Karya ini diterbitkan atas izin NovelToon Ry_chan04, isi konten hanyalah pandangan pribadi pembuatnya, tidak mewakili NovelToon sendiri
Menelusuri Masa Lalu Aiden yang Kelam
Sisilia diguyur hujan lebat yang seolah ingin mencuci bersih noda darah dari kebun zaitun semalam. Di dalam ruang bawah tanah rumah aman yang tersembunyi di balik dinding perpustakaan tua, Aiden Volkov duduk sendirian. Hanya ada satu lampu gantung kekuningan yang menerangi meja kayu besar di depannya. Di atas meja itu, bukan pistol atau rencana penyerangan yang tergeletak, melainkan sebuah kotak kayu usang berlapis beludru yang sudah memudar warnanya.
Ziva masuk dengan langkah pelan. Ia membawa nampan berisi kopi panas dan beberapa biskuit. Sandal jepit Swallow-nya sengaja ia lepas di tangga agar suaranya tidak mengganggu kesunyian pria itu. Ia melihat Aiden yang biasanya tampak tak terkalahkan, kini terlihat seperti pria yang sedang memikul beban seluruh dunia di pundaknya.
"Bang... kopi. Jangan diminum kalau lu ngerasa ada aroma almond lagi ya," canda Ziva pelan, mencoba memecah keheningan yang menyesakkan.
Aiden tidak mendongak, namun ia menggeser kotak kayu itu sedikit. "Duduklah, Ziva. Kau selalu bertanya kenapa aku menjadi monster yang dingin. Mungkin malam ini, kau berhak tahu bahwa naga ini tidak lahir dari api, melainkan dari abu."
Aiden membuka kotak itu. Di dalamnya terdapat sebuah foto hitam putih yang sudah retak di bagian sudutnya. Foto itu memperlihatkan seorang anak laki-laki berusia sepuluh tahun dengan mata abu-abu yang ceria, berdiri di samping seorang wanita cantik berwajah lembut dan seorang pria gagah berseragam militer Rusia.

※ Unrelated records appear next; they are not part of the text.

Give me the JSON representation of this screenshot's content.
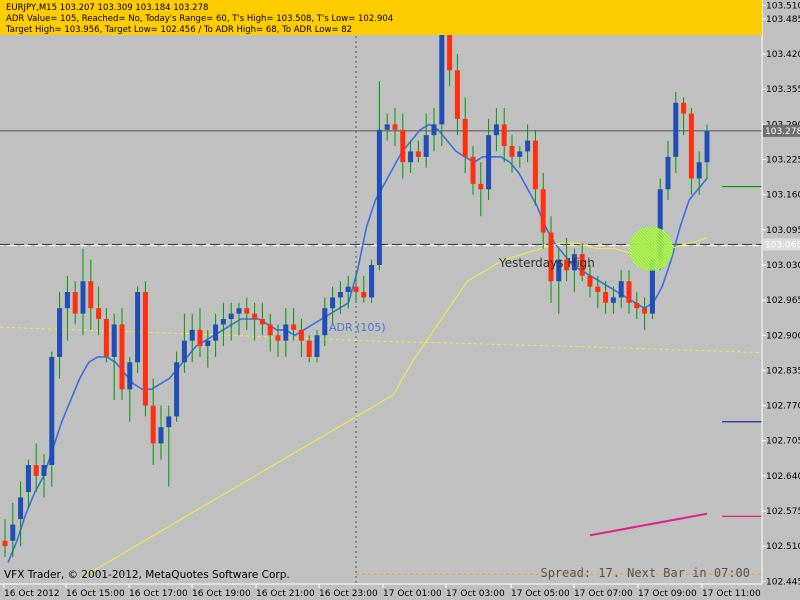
{
  "window": {
    "symbol_line": "EURJPY,M15  103.207 103.309 103.184 103.278",
    "adr_line": "ADR Value= 105, Reached= No, Today's Range= 60, T's High= 103.508, T's Low= 102.904",
    "target_line": "Target High= 103.956, Target Low= 102.456 / To ADR High= 68, To ADR Low= 82",
    "copyright": "VFX Trader, © 2001-2012, MetaQuotes Software Corp.",
    "spread_text": "Spread: 17. Next Bar in 07:00"
  },
  "colors": {
    "background": "#c0c0c0",
    "info_bar": "#ffcc00",
    "bull_candle": "#1f4fb4",
    "bear_candle": "#ff3010",
    "wick": "#009900",
    "fast_ma": "#3b6fe0",
    "slow_ma": "#f0f040",
    "magenta_line": "#e0208a",
    "bid_label_bg": "#6e6e6e",
    "ask_label_bg": "#dcdcdc",
    "target_zone": "#99ee33"
  },
  "chart_data": {
    "type": "candlestick",
    "ylim": [
      102.44,
      103.52
    ],
    "y_ticks": [
      "103.510",
      "103.485",
      "103.420",
      "103.355",
      "103.290",
      "103.225",
      "103.160",
      "103.095",
      "103.030",
      "102.965",
      "102.900",
      "102.835",
      "102.770",
      "102.705",
      "102.640",
      "102.575",
      "102.510",
      "102.445"
    ],
    "x_tick_labels": [
      "16 Oct 2012",
      "16 Oct 15:00",
      "16 Oct 17:00",
      "16 Oct 19:00",
      "16 Oct 21:00",
      "16 Oct 23:00",
      "17 Oct 01:00",
      "17 Oct 03:00",
      "17 Oct 05:00",
      "17 Oct 07:00",
      "17 Oct 09:00",
      "17 Oct 11:00"
    ],
    "current_price": "103.278",
    "current_price_value": 103.278,
    "ask_price": "103.068",
    "ask_price_value": 103.068,
    "indicators": {
      "adr_label": "ADR (105)",
      "yesterdays_high_label": "Yesterdays High"
    },
    "candles": [
      {
        "o": 102.52,
        "h": 102.56,
        "l": 102.49,
        "c": 102.51
      },
      {
        "o": 102.52,
        "h": 102.59,
        "l": 102.49,
        "c": 102.55
      },
      {
        "o": 102.56,
        "h": 102.63,
        "l": 102.51,
        "c": 102.6
      },
      {
        "o": 102.61,
        "h": 102.67,
        "l": 102.58,
        "c": 102.66
      },
      {
        "o": 102.66,
        "h": 102.7,
        "l": 102.61,
        "c": 102.64
      },
      {
        "o": 102.64,
        "h": 102.68,
        "l": 102.6,
        "c": 102.66
      },
      {
        "o": 102.66,
        "h": 102.87,
        "l": 102.62,
        "c": 102.86
      },
      {
        "o": 102.86,
        "h": 102.98,
        "l": 102.82,
        "c": 102.95
      },
      {
        "o": 102.95,
        "h": 103.01,
        "l": 102.89,
        "c": 102.98
      },
      {
        "o": 102.98,
        "h": 103.0,
        "l": 102.92,
        "c": 102.94
      },
      {
        "o": 102.94,
        "h": 103.06,
        "l": 102.9,
        "c": 103.0
      },
      {
        "o": 103.0,
        "h": 103.04,
        "l": 102.91,
        "c": 102.95
      },
      {
        "o": 102.95,
        "h": 102.99,
        "l": 102.9,
        "c": 102.93
      },
      {
        "o": 102.93,
        "h": 102.95,
        "l": 102.85,
        "c": 102.86
      },
      {
        "o": 102.86,
        "h": 102.94,
        "l": 102.78,
        "c": 102.92
      },
      {
        "o": 102.92,
        "h": 102.95,
        "l": 102.78,
        "c": 102.8
      },
      {
        "o": 102.8,
        "h": 102.86,
        "l": 102.74,
        "c": 102.85
      },
      {
        "o": 102.85,
        "h": 102.99,
        "l": 102.83,
        "c": 102.98
      },
      {
        "o": 102.98,
        "h": 103.0,
        "l": 102.75,
        "c": 102.77
      },
      {
        "o": 102.77,
        "h": 102.82,
        "l": 102.66,
        "c": 102.7
      },
      {
        "o": 102.7,
        "h": 102.77,
        "l": 102.67,
        "c": 102.73
      },
      {
        "o": 102.73,
        "h": 102.77,
        "l": 102.62,
        "c": 102.75
      },
      {
        "o": 102.75,
        "h": 102.87,
        "l": 102.74,
        "c": 102.85
      },
      {
        "o": 102.85,
        "h": 102.94,
        "l": 102.83,
        "c": 102.89
      },
      {
        "o": 102.89,
        "h": 102.94,
        "l": 102.85,
        "c": 102.91
      },
      {
        "o": 102.91,
        "h": 102.95,
        "l": 102.86,
        "c": 102.88
      },
      {
        "o": 102.88,
        "h": 102.91,
        "l": 102.84,
        "c": 102.89
      },
      {
        "o": 102.89,
        "h": 102.94,
        "l": 102.86,
        "c": 102.92
      },
      {
        "o": 102.92,
        "h": 102.96,
        "l": 102.88,
        "c": 102.93
      },
      {
        "o": 102.93,
        "h": 102.96,
        "l": 102.89,
        "c": 102.94
      },
      {
        "o": 102.94,
        "h": 102.96,
        "l": 102.9,
        "c": 102.95
      },
      {
        "o": 102.95,
        "h": 102.97,
        "l": 102.91,
        "c": 102.94
      },
      {
        "o": 102.94,
        "h": 102.96,
        "l": 102.89,
        "c": 102.93
      },
      {
        "o": 102.93,
        "h": 102.96,
        "l": 102.9,
        "c": 102.92
      },
      {
        "o": 102.92,
        "h": 102.94,
        "l": 102.87,
        "c": 102.9
      },
      {
        "o": 102.9,
        "h": 102.92,
        "l": 102.86,
        "c": 102.89
      },
      {
        "o": 102.89,
        "h": 102.95,
        "l": 102.86,
        "c": 102.92
      },
      {
        "o": 102.92,
        "h": 102.95,
        "l": 102.89,
        "c": 102.91
      },
      {
        "o": 102.91,
        "h": 102.93,
        "l": 102.86,
        "c": 102.89
      },
      {
        "o": 102.89,
        "h": 102.9,
        "l": 102.85,
        "c": 102.86
      },
      {
        "o": 102.86,
        "h": 102.91,
        "l": 102.85,
        "c": 102.9
      },
      {
        "o": 102.9,
        "h": 102.97,
        "l": 102.88,
        "c": 102.95
      },
      {
        "o": 102.95,
        "h": 102.99,
        "l": 102.92,
        "c": 102.97
      },
      {
        "o": 102.97,
        "h": 103.0,
        "l": 102.94,
        "c": 102.98
      },
      {
        "o": 102.98,
        "h": 103.01,
        "l": 102.95,
        "c": 102.99
      },
      {
        "o": 102.99,
        "h": 103.02,
        "l": 102.96,
        "c": 102.98
      },
      {
        "o": 102.98,
        "h": 103.01,
        "l": 102.96,
        "c": 102.97
      },
      {
        "o": 102.97,
        "h": 103.04,
        "l": 102.96,
        "c": 103.03
      },
      {
        "o": 103.03,
        "h": 103.37,
        "l": 103.02,
        "c": 103.28
      },
      {
        "o": 103.28,
        "h": 103.31,
        "l": 103.26,
        "c": 103.29
      },
      {
        "o": 103.29,
        "h": 103.32,
        "l": 103.25,
        "c": 103.28
      },
      {
        "o": 103.28,
        "h": 103.31,
        "l": 103.19,
        "c": 103.22
      },
      {
        "o": 103.22,
        "h": 103.26,
        "l": 103.2,
        "c": 103.24
      },
      {
        "o": 103.24,
        "h": 103.26,
        "l": 103.22,
        "c": 103.23
      },
      {
        "o": 103.23,
        "h": 103.31,
        "l": 103.21,
        "c": 103.27
      },
      {
        "o": 103.27,
        "h": 103.32,
        "l": 103.24,
        "c": 103.29
      },
      {
        "o": 103.29,
        "h": 103.51,
        "l": 103.25,
        "c": 103.47
      },
      {
        "o": 103.47,
        "h": 103.49,
        "l": 103.36,
        "c": 103.39
      },
      {
        "o": 103.39,
        "h": 103.42,
        "l": 103.27,
        "c": 103.3
      },
      {
        "o": 103.3,
        "h": 103.34,
        "l": 103.2,
        "c": 103.23
      },
      {
        "o": 103.23,
        "h": 103.25,
        "l": 103.16,
        "c": 103.18
      },
      {
        "o": 103.18,
        "h": 103.22,
        "l": 103.12,
        "c": 103.17
      },
      {
        "o": 103.17,
        "h": 103.3,
        "l": 103.15,
        "c": 103.27
      },
      {
        "o": 103.27,
        "h": 103.32,
        "l": 103.24,
        "c": 103.29
      },
      {
        "o": 103.29,
        "h": 103.32,
        "l": 103.22,
        "c": 103.25
      },
      {
        "o": 103.25,
        "h": 103.27,
        "l": 103.2,
        "c": 103.23
      },
      {
        "o": 103.23,
        "h": 103.25,
        "l": 103.21,
        "c": 103.24
      },
      {
        "o": 103.24,
        "h": 103.29,
        "l": 103.22,
        "c": 103.26
      },
      {
        "o": 103.26,
        "h": 103.28,
        "l": 103.14,
        "c": 103.17
      },
      {
        "o": 103.17,
        "h": 103.2,
        "l": 103.06,
        "c": 103.09
      },
      {
        "o": 103.09,
        "h": 103.12,
        "l": 102.96,
        "c": 103.0
      },
      {
        "o": 103.0,
        "h": 103.06,
        "l": 102.94,
        "c": 103.04
      },
      {
        "o": 103.04,
        "h": 103.08,
        "l": 103.0,
        "c": 103.02
      },
      {
        "o": 103.02,
        "h": 103.06,
        "l": 102.98,
        "c": 103.05
      },
      {
        "o": 103.05,
        "h": 103.07,
        "l": 103.0,
        "c": 103.01
      },
      {
        "o": 103.01,
        "h": 103.03,
        "l": 102.97,
        "c": 102.99
      },
      {
        "o": 102.99,
        "h": 103.01,
        "l": 102.95,
        "c": 102.98
      },
      {
        "o": 102.98,
        "h": 103.0,
        "l": 102.94,
        "c": 102.96
      },
      {
        "o": 102.96,
        "h": 102.99,
        "l": 102.94,
        "c": 102.97
      },
      {
        "o": 102.97,
        "h": 103.02,
        "l": 102.95,
        "c": 103.0
      },
      {
        "o": 103.0,
        "h": 103.02,
        "l": 102.94,
        "c": 102.96
      },
      {
        "o": 102.96,
        "h": 102.98,
        "l": 102.93,
        "c": 102.95
      },
      {
        "o": 102.95,
        "h": 102.97,
        "l": 102.91,
        "c": 102.94
      },
      {
        "o": 102.94,
        "h": 103.06,
        "l": 102.93,
        "c": 103.04
      },
      {
        "o": 103.04,
        "h": 103.19,
        "l": 103.02,
        "c": 103.17
      },
      {
        "o": 103.17,
        "h": 103.26,
        "l": 103.15,
        "c": 103.23
      },
      {
        "o": 103.23,
        "h": 103.35,
        "l": 103.2,
        "c": 103.33
      },
      {
        "o": 103.33,
        "h": 103.34,
        "l": 103.27,
        "c": 103.31
      },
      {
        "o": 103.31,
        "h": 103.32,
        "l": 103.16,
        "c": 103.19
      },
      {
        "o": 103.19,
        "h": 103.24,
        "l": 103.16,
        "c": 103.22
      },
      {
        "o": 103.22,
        "h": 103.29,
        "l": 103.19,
        "c": 103.278
      }
    ],
    "fast_ma": [
      102.48,
      102.52,
      102.57,
      102.61,
      102.64,
      102.69,
      102.74,
      102.78,
      102.82,
      102.85,
      102.86,
      102.86,
      102.85,
      102.83,
      102.81,
      102.8,
      102.8,
      102.81,
      102.82,
      102.84,
      102.86,
      102.88,
      102.89,
      102.9,
      102.91,
      102.92,
      102.93,
      102.93,
      102.93,
      102.92,
      102.91,
      102.91,
      102.9,
      102.91,
      102.92,
      102.93,
      102.94,
      102.95,
      102.96,
      103.02,
      103.1,
      103.15,
      103.18,
      103.21,
      103.24,
      103.26,
      103.28,
      103.29,
      103.28,
      103.26,
      103.24,
      103.23,
      103.22,
      103.23,
      103.23,
      103.23,
      103.22,
      103.2,
      103.17,
      103.14,
      103.1,
      103.07,
      103.05,
      103.03,
      103.02,
      103.01,
      103.0,
      102.99,
      102.98,
      102.97,
      102.96,
      102.95,
      102.96,
      102.99,
      103.04,
      103.1,
      103.15,
      103.17,
      103.19
    ],
    "slow_ma": [
      102.45,
      102.47,
      102.49,
      102.51,
      102.53,
      102.55,
      102.57,
      102.59,
      102.61,
      102.63,
      102.65,
      102.67,
      102.69,
      102.71,
      102.73,
      102.75,
      102.77,
      102.79,
      102.85,
      102.9,
      102.95,
      103.0,
      103.02,
      103.04,
      103.05,
      103.06,
      103.07,
      103.07,
      103.06,
      103.06,
      103.05,
      103.05,
      103.06,
      103.07,
      103.08
    ],
    "magenta_line": [
      102.53,
      102.54,
      102.55,
      102.56,
      102.57
    ]
  }
}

"Itu lu, Bang?" tanya Ziva, duduk di kursi di hadapan Aiden.
"Itu adalah Aiden sebelum dunia memaksanya mati," suara Aiden terdengar jauh, seperti gema dari masa lalu. "Namaku dulu bukan Volkov. Itu adalah nama yang kuambil dari jalanan. Ayahku adalah seorang letnan yang jujur di Sankt Peterburg. Kejujuran yang menjadi vonis mati bagi kami."

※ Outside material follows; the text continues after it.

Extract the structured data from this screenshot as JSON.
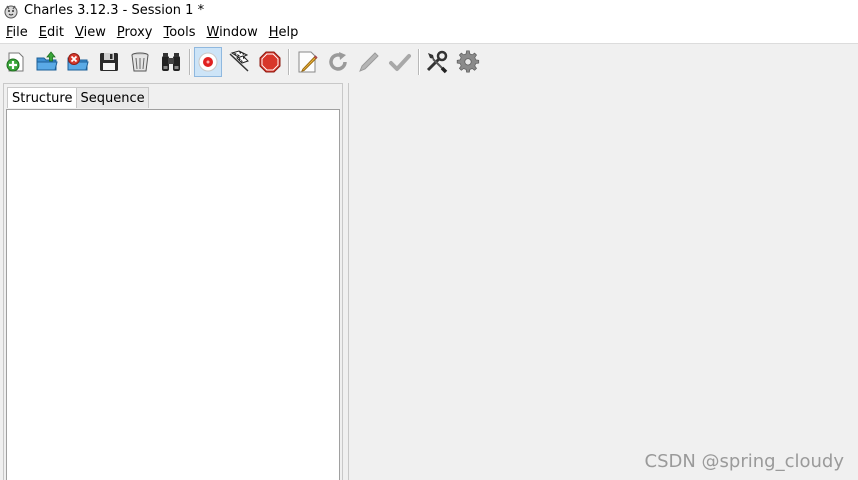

Aiden bercerita dengan nada yang sangat datar, namun Ziva bisa merasakan kepedihan yang menyayat di setiap katanya. Saat itu, ayahnya menolak untuk bekerja sama dengan kartel penyelundup senjata yang memiliki koneksi dengan pejabat korup. Suatu malam musim dingin, saat salju turun dengan indah, rumah mereka dikepung.
"Aku bersembunyi di dalam lemari pakaian ibuku," bisik Aiden. Tangannya mengepal hingga buku-buku jarinya memutih. "Aku melihat melalui celah pintu... bagaimana mereka menembak ayahku di depan ibuku. Dan ibuku... dia tidak menangis. Dia hanya menatap ke arah lemari tempatku bersembunyi, memberikan isyarat agar aku tetap diam. Isyarat terakhirnya sebelum peluru itu menembus jantungnya."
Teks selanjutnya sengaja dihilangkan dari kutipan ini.